Per la lottizzazione in riva al Lago di Mezzo serve la valutazione d'impatto ambientale (Via). I giudici hanno rigettato anche le conclusioni della perizia di Fabio De Santis - l'ex provveditore alle opere pubbliche di Toscana, Umbria e Marche arrestato per lo scandalo degli appalti del G8 - che giudicava inutile tale valutazione. Per la lottizzazione Lagocastello è necessaria una valutazione di impatto ambientale. Dunque, erano nel giusto la Regione e il Comune che l'avevano imposta e nel torto l'immobiliarista Muto, che ha rifiutato l'ipotesi di tale valutazione. Questo il succo della sentenza del Consiglio di Stato depositata ieri e che chiude uno dei due procedimenti in corso sulla lottizzazione. Viene contraddetto il perito Fabio De Santis ex provveditore alle opere pubbliche di Toscana, Umbria e Marche (arrestato per lo scandalo G8) che nella sua verificazione aveva scritto che la Via non è necessaria perché l'area non può ancora essere considerata urbana. Di tutt'altro avviso il Consiglio di Stato, chiamato a pronunciarsi dopo che il Tar di Brescia nel 2006 aveva affermato la necessità della Via, ma rilevato un difetto nella procedura seguita dalla Regione (invalidandone la delibera). Che cosa dicono i giudici? Che la tutela del paesaggio e dell'ambiente è un «valore primario e assoluto» riconosciuto dalla Costituzione e non riducibile al solo lato urbanistico. Agendo in ragione di questo principio, l'ente pubblico gode di un'ampia discrezionalità tecnica. Lo sbancamento dell'area prima dell'interruzione dei lavori (Pnt) Lo sbancamento dell'area prima dell'interruzione dei lavori (Pnt) «L'avvenuta edificazione di un'area immobiliare o le sue condizioni di degrado - scrivono - non costituiscono ragione sufficiente per recedere dall'intento di proteggere i valori estetici o culturali a essa legati». Quanto alla natura dell'area di strada Cipata, male ha fatto De Santis a decidere basandosi sui principi urbanistici e il codice della strada. Per i giudici non è nemmeno rilevante valutare l'area sulla base della destinazione urbanistica o sulla presenza di opere di urbanizzazione. La zona di Strada Cipata, invece, prospiciente al centro storico e al Ducale e che si affaccia sul Mincio, ha in sé una propria valenza ambientale, storica e paesaggistica, anche se resta una sorta di ponte tra il centro e i nuovi agglomerati urbani. Dunque, la Via è necessaria. (06 luglio 2010)

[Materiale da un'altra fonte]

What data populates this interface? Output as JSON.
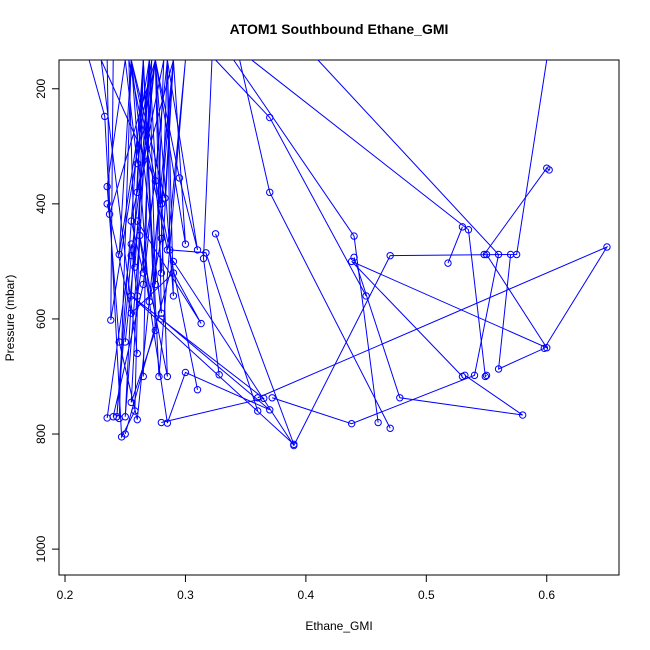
{
  "chart_data": {
    "type": "line",
    "title": "ATOM1 Southbound Ethane_GMI",
    "xlabel": "Ethane_GMI",
    "ylabel": "Pressure (mbar)",
    "xlim": [
      0.195,
      0.66
    ],
    "ylim": [
      1045,
      150
    ],
    "y_reversed": true,
    "x_ticks": [
      0.2,
      0.3,
      0.4,
      0.5,
      0.6
    ],
    "y_ticks": [
      200,
      400,
      600,
      800,
      1000
    ],
    "x_tick_labels": [
      "0.2",
      "0.3",
      "0.4",
      "0.5",
      "0.6"
    ],
    "y_tick_labels": [
      "200",
      "400",
      "600",
      "800",
      "1000"
    ],
    "series_color": "#0000ff",
    "markers": "open-circle",
    "series": [
      {
        "x": [
          0.22,
          0.233,
          0.247,
          0.258,
          0.265,
          0.243,
          0.255,
          0.275,
          0.285,
          0.262,
          0.25,
          0.265,
          0.275,
          0.255,
          0.27,
          0.28,
          0.29,
          0.26,
          0.245,
          0.235,
          0.25,
          0.26,
          0.275,
          0.295,
          0.31,
          0.285,
          0.265,
          0.24
        ],
        "y": [
          150,
          248,
          805,
          760,
          150,
          770,
          490,
          150,
          700,
          455,
          770,
          150,
          620,
          745,
          150,
          520,
          150,
          775,
          640,
          370,
          150,
          330,
          150,
          355,
          480,
          150,
          540,
          770
        ]
      },
      {
        "x": [
          0.24,
          0.238,
          0.272,
          0.265,
          0.255,
          0.282,
          0.275,
          0.27,
          0.258,
          0.253,
          0.285,
          0.3,
          0.278,
          0.265,
          0.26,
          0.29,
          0.283,
          0.255,
          0.27,
          0.28,
          0.285,
          0.29,
          0.275,
          0.25
        ],
        "y": [
          150,
          602,
          150,
          520,
          430,
          150,
          540,
          150,
          510,
          150,
          480,
          150,
          700,
          150,
          380,
          150,
          390,
          150,
          570,
          460,
          150,
          560,
          150,
          640
        ]
      },
      {
        "x": [
          0.235,
          0.237,
          0.275,
          0.28,
          0.29,
          0.3,
          0.275,
          0.28,
          0.255,
          0.245,
          0.27,
          0.265
        ],
        "y": [
          150,
          418,
          150,
          400,
          150,
          470,
          150,
          590,
          150,
          488,
          150,
          700
        ]
      },
      {
        "x": [
          0.285,
          0.287,
          0.317,
          0.36
        ],
        "y": [
          150,
          480,
          485,
          760
        ]
      },
      {
        "x": [
          0.322,
          0.315,
          0.328
        ],
        "y": [
          150,
          495,
          697
        ]
      },
      {
        "x": [
          0.235,
          0.255,
          0.29,
          0.313,
          0.26,
          0.285,
          0.3,
          0.37,
          0.28
        ],
        "y": [
          400,
          590,
          520,
          608,
          430,
          781,
          693,
          758,
          600
        ]
      },
      {
        "x": [
          0.325,
          0.39,
          0.255,
          0.365,
          0.28
        ],
        "y": [
          452,
          818,
          560,
          738,
          780
        ]
      },
      {
        "x": [
          0.345,
          0.37,
          0.47
        ],
        "y": [
          150,
          380,
          790
        ]
      },
      {
        "x": [
          0.34,
          0.44,
          0.46
        ],
        "y": [
          150,
          456,
          780
        ]
      },
      {
        "x": [
          0.325,
          0.37,
          0.45
        ],
        "y": [
          150,
          250,
          560
        ]
      },
      {
        "x": [
          0.44,
          0.478,
          0.58,
          0.532
        ],
        "y": [
          493,
          737,
          767,
          698
        ]
      },
      {
        "x": [
          0.355,
          0.535,
          0.549,
          0.55
        ],
        "y": [
          150,
          445,
          700,
          698
        ]
      },
      {
        "x": [
          0.41,
          0.56,
          0.54,
          0.438,
          0.372
        ],
        "y": [
          150,
          488,
          698,
          782,
          737
        ]
      },
      {
        "x": [
          0.53,
          0.438,
          0.6,
          0.55
        ],
        "y": [
          700,
          500,
          650,
          488
        ]
      },
      {
        "x": [
          0.57,
          0.56,
          0.598,
          0.65,
          0.36
        ],
        "y": [
          488,
          687,
          651,
          475,
          737
        ]
      },
      {
        "x": [
          0.602,
          0.6,
          0.548
        ],
        "y": [
          341,
          338,
          488
        ]
      },
      {
        "x": [
          0.53,
          0.518
        ],
        "y": [
          440,
          503
        ]
      },
      {
        "x": [
          0.31,
          0.255,
          0.245
        ],
        "y": [
          723,
          150,
          773
        ]
      },
      {
        "x": [
          0.26,
          0.23,
          0.275,
          0.26,
          0.255,
          0.235
        ],
        "y": [
          660,
          150,
          360,
          560,
          470,
          772
        ]
      },
      {
        "x": [
          0.6,
          0.575,
          0.47,
          0.39,
          0.29,
          0.25
        ],
        "y": [
          150,
          488,
          490,
          820,
          500,
          800
        ]
      }
    ]
  }
}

CASE A STRADA CIPATA - Il Consiglio di Stato boccia il ricorso della Lagocastello
Il riassunto è il seguente:
Il Consiglio di Stato ha rigettato le conclusioni di Fabio De Santis, ex provveditore alle opere pubbliche di Toscana, Umbria e Marche, che giudicava inutile la valutazione d'impatto ambientale (Via) per la lottizzazione in riva al Lago di Mezzo. I giudici hanno affermato che la tutela del paesaggio e dell'ambiente è un valore primario e assoluto riconosciuto dalla Costituzione e non riducibile al solo lato urbanistico. La zona di Strada Cipata, prospiciente al centro storico e al Ducale, ha in sé una propria valenza ambientale, storica e paesaggistica. La sentenza chiude uno dei due procedimenti in corso sulla lottizzazione.